Un trésor de 1,8 milliard de dollars

Face à cette agitation, Mark Zuckerberg contre-attaque en... copiant son concurrent. Au début du mois, Instragram, propriété de Facebook, a lancé Instagram Stories, qui permet à chacun de publier des photos et des vidéos qui disparaissent après 24 heures. Exactement comme les stories de Snapchat.

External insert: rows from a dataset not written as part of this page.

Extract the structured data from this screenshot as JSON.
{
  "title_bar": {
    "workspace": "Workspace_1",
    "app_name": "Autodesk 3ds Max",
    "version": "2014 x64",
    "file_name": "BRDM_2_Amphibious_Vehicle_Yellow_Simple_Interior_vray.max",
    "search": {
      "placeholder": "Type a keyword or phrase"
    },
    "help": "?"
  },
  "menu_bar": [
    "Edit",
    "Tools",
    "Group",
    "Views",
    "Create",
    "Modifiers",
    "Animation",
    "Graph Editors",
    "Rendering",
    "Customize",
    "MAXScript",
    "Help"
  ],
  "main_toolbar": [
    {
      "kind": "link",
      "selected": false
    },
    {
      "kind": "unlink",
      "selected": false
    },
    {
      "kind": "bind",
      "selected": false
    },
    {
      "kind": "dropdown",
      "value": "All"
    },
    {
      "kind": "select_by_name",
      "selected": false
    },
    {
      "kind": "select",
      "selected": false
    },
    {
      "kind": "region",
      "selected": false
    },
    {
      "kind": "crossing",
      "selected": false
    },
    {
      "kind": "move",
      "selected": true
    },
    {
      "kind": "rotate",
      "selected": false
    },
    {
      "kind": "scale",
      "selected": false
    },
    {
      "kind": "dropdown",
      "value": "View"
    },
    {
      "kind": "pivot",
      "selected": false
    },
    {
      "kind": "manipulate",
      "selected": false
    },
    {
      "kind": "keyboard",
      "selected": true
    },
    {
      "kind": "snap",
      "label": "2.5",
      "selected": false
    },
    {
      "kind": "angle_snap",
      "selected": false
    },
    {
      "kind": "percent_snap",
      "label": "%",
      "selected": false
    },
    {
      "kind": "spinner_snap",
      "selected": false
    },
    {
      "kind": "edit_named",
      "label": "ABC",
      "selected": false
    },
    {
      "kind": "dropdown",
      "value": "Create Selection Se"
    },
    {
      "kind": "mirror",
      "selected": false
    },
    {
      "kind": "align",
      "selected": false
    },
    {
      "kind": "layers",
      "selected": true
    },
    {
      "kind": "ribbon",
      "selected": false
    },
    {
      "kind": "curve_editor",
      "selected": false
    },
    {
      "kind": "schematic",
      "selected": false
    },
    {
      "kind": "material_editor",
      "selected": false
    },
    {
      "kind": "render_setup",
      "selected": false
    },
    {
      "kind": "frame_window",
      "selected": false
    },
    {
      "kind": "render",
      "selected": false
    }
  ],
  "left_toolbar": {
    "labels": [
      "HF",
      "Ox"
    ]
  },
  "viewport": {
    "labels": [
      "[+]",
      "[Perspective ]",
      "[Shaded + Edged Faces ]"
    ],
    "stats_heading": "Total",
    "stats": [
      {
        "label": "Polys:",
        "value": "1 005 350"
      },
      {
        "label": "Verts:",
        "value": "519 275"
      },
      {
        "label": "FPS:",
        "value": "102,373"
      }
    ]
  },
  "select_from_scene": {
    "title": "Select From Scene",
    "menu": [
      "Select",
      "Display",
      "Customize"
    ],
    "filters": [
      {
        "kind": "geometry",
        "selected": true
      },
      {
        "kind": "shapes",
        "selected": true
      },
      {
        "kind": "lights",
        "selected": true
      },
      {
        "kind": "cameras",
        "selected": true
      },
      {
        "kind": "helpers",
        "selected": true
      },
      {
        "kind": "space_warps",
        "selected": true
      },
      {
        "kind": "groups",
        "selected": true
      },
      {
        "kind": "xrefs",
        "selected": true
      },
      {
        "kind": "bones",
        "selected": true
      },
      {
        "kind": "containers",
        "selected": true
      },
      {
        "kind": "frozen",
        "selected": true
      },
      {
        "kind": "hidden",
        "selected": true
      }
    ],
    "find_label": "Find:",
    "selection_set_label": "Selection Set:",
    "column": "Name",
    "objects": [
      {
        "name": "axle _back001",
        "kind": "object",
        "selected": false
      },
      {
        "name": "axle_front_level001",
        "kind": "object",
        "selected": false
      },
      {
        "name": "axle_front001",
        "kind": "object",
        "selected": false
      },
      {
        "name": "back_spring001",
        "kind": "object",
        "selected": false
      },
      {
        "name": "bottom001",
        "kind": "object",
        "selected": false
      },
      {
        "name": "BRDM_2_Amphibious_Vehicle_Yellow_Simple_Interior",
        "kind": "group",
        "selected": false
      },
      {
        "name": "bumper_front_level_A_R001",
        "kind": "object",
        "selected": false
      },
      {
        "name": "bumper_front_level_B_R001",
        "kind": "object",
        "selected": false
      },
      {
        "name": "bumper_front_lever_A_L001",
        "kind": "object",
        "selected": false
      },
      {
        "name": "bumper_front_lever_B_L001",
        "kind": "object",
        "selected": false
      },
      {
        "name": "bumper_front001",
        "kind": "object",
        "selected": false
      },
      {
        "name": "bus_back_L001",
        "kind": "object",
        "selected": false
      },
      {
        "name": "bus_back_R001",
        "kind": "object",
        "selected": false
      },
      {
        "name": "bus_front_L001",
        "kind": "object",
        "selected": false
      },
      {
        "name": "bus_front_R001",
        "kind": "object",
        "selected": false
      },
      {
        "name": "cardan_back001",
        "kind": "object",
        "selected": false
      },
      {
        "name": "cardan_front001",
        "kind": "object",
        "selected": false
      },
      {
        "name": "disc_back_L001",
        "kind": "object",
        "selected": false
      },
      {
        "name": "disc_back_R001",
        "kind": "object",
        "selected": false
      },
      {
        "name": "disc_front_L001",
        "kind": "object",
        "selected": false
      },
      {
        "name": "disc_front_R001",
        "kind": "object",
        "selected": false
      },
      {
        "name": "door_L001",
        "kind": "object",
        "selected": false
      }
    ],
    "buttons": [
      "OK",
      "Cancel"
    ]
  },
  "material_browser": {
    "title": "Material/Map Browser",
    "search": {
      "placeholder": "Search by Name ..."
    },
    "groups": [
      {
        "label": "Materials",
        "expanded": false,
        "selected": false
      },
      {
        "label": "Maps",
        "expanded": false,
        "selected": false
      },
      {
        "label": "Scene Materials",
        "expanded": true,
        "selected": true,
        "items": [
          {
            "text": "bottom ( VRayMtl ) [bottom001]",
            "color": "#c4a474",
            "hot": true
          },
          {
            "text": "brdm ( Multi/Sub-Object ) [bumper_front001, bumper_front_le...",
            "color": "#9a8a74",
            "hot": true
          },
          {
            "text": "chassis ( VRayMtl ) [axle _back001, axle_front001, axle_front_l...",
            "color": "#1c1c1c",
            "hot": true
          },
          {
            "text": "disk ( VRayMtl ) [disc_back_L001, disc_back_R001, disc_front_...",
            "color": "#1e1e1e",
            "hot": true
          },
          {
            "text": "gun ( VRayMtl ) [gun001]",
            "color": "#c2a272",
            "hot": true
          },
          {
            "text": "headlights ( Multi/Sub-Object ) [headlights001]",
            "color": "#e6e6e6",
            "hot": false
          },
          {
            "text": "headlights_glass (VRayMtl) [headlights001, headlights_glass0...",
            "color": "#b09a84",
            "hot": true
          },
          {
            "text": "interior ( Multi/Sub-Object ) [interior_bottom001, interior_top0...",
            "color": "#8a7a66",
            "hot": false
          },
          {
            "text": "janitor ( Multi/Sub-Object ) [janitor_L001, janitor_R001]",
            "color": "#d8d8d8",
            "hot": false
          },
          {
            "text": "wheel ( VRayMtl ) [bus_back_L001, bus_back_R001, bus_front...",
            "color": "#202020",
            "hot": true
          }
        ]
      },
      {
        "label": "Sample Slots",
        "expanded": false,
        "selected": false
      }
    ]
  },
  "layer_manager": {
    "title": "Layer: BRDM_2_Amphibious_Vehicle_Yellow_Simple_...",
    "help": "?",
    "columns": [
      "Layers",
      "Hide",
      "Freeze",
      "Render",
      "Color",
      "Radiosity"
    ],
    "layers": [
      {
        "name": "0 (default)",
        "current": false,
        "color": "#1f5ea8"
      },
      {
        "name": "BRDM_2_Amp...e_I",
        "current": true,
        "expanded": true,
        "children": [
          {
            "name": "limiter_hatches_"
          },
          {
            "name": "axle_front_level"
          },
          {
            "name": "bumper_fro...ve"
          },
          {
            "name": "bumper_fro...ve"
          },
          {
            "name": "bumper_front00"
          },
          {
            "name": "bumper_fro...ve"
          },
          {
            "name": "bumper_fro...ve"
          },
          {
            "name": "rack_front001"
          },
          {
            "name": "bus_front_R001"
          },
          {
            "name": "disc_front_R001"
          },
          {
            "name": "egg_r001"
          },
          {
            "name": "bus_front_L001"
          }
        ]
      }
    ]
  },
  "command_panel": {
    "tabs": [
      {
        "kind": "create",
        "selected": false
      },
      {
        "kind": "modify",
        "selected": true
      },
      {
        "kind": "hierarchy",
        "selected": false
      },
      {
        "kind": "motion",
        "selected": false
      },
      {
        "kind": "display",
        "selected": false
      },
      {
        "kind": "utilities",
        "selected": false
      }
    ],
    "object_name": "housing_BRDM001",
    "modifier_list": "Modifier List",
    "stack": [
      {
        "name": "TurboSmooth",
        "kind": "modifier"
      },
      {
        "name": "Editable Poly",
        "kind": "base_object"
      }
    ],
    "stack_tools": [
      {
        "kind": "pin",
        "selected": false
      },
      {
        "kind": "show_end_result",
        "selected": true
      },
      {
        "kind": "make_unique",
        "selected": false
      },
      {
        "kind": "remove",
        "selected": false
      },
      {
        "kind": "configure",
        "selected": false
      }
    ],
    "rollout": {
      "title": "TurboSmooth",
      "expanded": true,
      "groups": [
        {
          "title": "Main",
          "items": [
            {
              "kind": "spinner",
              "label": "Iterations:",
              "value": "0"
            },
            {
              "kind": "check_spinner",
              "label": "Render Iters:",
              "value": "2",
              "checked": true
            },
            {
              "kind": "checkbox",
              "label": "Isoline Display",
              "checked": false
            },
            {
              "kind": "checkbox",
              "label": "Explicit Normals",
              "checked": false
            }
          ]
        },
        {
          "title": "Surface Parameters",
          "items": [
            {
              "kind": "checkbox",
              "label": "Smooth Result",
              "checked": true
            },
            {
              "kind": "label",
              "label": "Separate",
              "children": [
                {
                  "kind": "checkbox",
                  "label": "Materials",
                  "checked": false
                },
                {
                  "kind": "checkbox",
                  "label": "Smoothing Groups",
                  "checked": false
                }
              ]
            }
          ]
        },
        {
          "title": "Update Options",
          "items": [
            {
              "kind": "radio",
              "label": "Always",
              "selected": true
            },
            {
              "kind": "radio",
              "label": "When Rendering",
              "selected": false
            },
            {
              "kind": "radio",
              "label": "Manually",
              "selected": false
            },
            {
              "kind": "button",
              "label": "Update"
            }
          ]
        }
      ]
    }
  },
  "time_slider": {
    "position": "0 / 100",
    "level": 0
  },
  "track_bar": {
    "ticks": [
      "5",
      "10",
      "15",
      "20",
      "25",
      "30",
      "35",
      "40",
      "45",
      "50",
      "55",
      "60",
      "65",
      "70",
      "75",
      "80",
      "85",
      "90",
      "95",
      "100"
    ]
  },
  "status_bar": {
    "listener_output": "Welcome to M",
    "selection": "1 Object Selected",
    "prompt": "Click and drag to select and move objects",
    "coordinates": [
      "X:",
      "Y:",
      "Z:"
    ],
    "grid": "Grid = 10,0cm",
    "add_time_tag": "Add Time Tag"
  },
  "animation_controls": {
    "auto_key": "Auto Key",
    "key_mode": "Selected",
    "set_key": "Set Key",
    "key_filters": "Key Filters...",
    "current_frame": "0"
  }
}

Si les défis restent encore nombreux pour Snapchat avant de pouvoir se prétendre un géant, l'entreprise n'a pas les poches vides pour financer sa transformation en plateforme. En mai dernier, le fantôme jaune a levé 1,8 milliard de dollars auprès de grands fonds d'investissements, comme Sequoia Capital ou General Atlantic. Cette somme colossale valorise le service à hauteur de 20 milliards de dollars. En travaillant d'arrache-pied pour que ses utilisateurs passent davantage de temps sur la plateforme et utilisent de plus en plus de nouveaux services qui rapportent de la publicité, la monétisation devrait suivre. Selon les estimations des analystes, Snapchat pourrait dégager en 2016 jusqu'à 356 millions de dollars de chiffre d'affaires, contre 59 millions en 2015.